Текущая страница: 9 (всего у книги 31 страниц) [доступный отрывок для чтения: 9 страниц]

Шрифт:
- 100% +

Банальность сверхчеловечности

Век бесчеловечных и сверхчеловечных диктаторов вроде бы остался позади, но мы до сих пор гадаем, какой же магической (магнетической) силой убеждения обладали Ленин, Сталин, Муссолини, Гитлер, если им с такой готовностью повиновались и шли на жертвы миллионные массы. Поскольку эти фигуры нас ужасают и отталкивают, мы и не хотим признать за их почитателями какие-то возвышенные стремления, нам приятнее объяснить их внушаемость глупостью, рабскими наклонностями и тому подобным. Но вот Альберт Шпеер, министр вооружений и военной промышленности Третьего рейха, сумевший утроить ее производительность, был умен и романтичен не только по его собственным «Воспоминаниям» (М., 2010). Отпрыск высококультурного семейства, талантливый архитектор, интеллектуал, он впервые увидел Гитлера в 1931 году на выступлении перед студентами и был поражен, что среди оваций этот «истерический демагог» держится почти робко, вроде бы просто делится заботами о будущем. Но – «под конец Гитлер, казалось, говорил уже не для того, чтобы убедить. Напротив, он сам был убежден, будто говорит именно то, чего ждет слившаяся в единую массу аудитория, словно речь шла о простейшем на свете деле».

Дело действительно простейшее: никакой силы убеждения не существует, существует лишь сила угадывания тайных желаний. Сделаться вождем можно единственным способом – стать слугой невысказанных мечтаний, подарить надежду на их осуществление.

«Наконец, казалось мне, блеснула надежда, возникли новые идеалы, новое понимание, новые задачи. Вот и мрачные предсказания Шпенглера опровергнуты, и одновременно нашло подтверждение его пророчество о явлении нового императора».

А дальше вступил в действие самый мощный из наркотиков – слияние личных, профессиональных успехов с успехами великого дела, возможность творить историю собственными руками – самое после религии действенное средство преодоления экзистенциального ужаса, ощущения себя беспомощной песчинкой в грандиозном водовороте судьбы.

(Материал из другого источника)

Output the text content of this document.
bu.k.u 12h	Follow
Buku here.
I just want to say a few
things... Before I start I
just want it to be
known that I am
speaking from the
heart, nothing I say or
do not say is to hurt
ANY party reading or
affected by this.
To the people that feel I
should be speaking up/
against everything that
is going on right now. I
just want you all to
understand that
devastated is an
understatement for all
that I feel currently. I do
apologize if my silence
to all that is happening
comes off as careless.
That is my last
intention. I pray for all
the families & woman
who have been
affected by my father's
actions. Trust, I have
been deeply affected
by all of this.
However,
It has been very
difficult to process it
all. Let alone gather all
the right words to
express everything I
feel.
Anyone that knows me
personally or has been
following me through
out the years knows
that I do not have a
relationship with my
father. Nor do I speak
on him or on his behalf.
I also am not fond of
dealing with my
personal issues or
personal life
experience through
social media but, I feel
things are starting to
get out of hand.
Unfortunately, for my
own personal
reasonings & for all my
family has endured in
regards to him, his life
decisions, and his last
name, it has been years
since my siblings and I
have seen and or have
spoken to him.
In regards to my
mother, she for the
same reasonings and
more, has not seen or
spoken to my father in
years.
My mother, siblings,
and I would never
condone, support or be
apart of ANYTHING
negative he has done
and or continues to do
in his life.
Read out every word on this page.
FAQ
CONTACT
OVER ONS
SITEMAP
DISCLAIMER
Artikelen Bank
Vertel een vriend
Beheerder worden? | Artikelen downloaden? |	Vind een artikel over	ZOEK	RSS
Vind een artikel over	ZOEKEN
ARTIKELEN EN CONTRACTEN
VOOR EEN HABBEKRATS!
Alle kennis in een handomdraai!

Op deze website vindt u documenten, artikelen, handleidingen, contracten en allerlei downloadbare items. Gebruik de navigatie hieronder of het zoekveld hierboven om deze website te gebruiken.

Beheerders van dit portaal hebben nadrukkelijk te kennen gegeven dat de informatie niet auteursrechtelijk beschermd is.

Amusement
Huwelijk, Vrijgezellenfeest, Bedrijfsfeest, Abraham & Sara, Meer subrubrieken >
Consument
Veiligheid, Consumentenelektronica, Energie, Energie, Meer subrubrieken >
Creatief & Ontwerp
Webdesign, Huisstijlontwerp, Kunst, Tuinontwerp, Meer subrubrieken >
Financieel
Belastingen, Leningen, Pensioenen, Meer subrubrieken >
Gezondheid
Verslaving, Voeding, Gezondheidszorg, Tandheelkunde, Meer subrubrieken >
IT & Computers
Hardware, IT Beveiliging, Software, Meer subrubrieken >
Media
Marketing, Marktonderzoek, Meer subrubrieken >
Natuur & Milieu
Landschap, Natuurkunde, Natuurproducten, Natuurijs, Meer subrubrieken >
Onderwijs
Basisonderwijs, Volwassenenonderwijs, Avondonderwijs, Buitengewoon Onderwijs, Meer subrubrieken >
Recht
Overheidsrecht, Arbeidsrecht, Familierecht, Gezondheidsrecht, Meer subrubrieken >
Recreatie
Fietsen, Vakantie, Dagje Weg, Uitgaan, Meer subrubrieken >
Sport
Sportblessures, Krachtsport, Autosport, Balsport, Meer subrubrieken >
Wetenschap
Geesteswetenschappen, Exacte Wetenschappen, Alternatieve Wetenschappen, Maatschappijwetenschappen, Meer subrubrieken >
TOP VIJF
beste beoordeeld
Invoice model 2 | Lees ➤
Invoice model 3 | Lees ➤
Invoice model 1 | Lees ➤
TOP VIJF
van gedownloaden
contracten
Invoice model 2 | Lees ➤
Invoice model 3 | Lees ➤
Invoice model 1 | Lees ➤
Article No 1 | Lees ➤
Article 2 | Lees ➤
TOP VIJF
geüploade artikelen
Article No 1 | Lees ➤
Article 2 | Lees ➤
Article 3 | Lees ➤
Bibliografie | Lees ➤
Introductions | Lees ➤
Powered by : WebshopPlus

Успехи и впрямь посыпались фантастические. Гитлер «благодаря уступчивости западных держав» без единого выстрела взял чешские пограничные укрепления, что, по его же признанию, «было бы крайне нелегко и стоило бы много крови» (отдельные генералы даже готовили заговор, чтобы этой крови избежать). О том, что западные державы в качестве всемирных моральных арбитров о своей уступчивости и думать забыли, это ясно: только дураки обращают такое ядовитое оружие, как мораль, против самих себя. Но что же Шпеер? Если эталонные демократии отступили перед Гитлером, значит, ему и впрямь можно верить.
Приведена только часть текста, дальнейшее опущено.